Now that we know what product and technical roadmaps are and how to harmonize them, let’s take a step back and discuss methodologies with a more short-term focus commonly used by organizations these days.

 

Short-Term Focus Issue

 

Most projects follow some sort of Agile process, either Scrum Methodology or Kanban. All Agile methodologies focus on short-term deliveries, ability to make changes quickly and deliver in increments. Because of this, the focus of the team tends to be daily/weekly or, at most, monthly deliverables. These short times provide a great constant feedback loop between engineering and product management and marketing. The downside of this is with all the short-term focus, teams tend to not think about the big picture (aka the roadmaps) and get caught up into what are we doing today, tomorrow or next week at the most.
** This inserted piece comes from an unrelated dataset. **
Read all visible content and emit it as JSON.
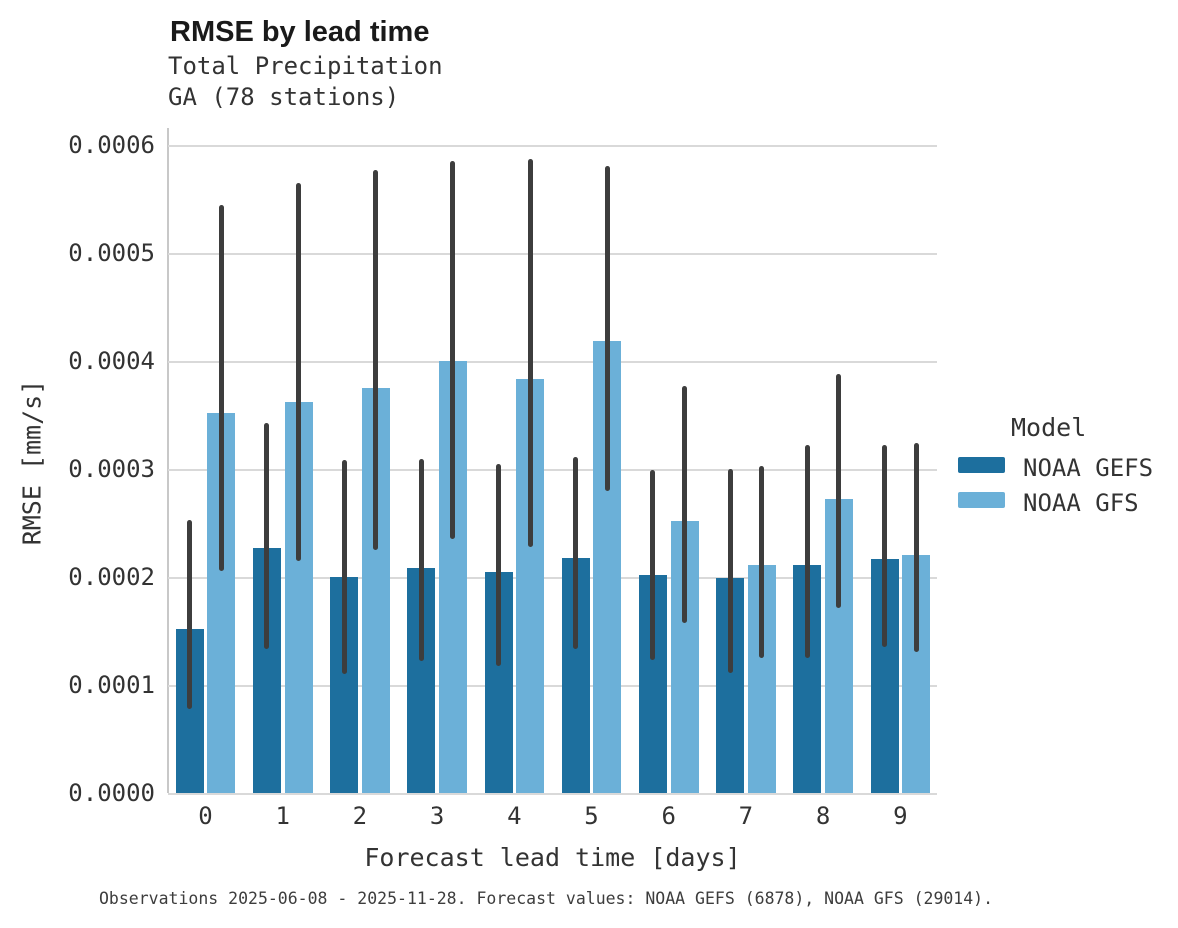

This can lead to too much time spent on something that is less strategic to the organization or too little time spent on “achieving” the roadmap objectives.

 

So what do you do? At Solution Street we tend to use two strategies to combat “short-term focus” and “lack of planning” described below.

 

Our Process

 

We at Solution Street utilize a couple of strategies that allow us to reach our customers’ product and technical roadmap objectives.

 

The first strategy is planning out several iterations that “achieve” a roadmap objective. This may be one sprint, or may be as many as five or six sprints. The idea here is to scope out items at a “good enough” level of detail and estimate the time to construct them, place these items in tickets/stories and lay out a set of sprints (lay out the backlog for several sprints at once). Some margin of error is built into the plan for the unexpected (see my previous article on estimation). Then after each sprint is complete, we measure how much of our margin of error we used up and why, and whether our roadmap objective is still doable in the timeframe we desired.

 

The second strategy we use is monthly technical roadmap meetings where we look back at the previous month, see how much of our roadmaps we achieved and decide if we are behind or ahead of plan. Sometimes too much time is being spent on one of the two roadmaps; this review can help balance the effort. If the technical roadmap is being neglected we can use this information to push harder on the product team (if warranted based on progress) to allow more time in future sprints for technical roadmap items.

 

Conclusion

 

Product and technical roadmaps are two tools that can help keep your software projects on track and focused on what is important to your business. Many projects today focus too much on the short term and lose sight of the big picture. Using these roadmaps as macro-level sprint planning tools and regularly revisiting them for progress can help keep projects on track!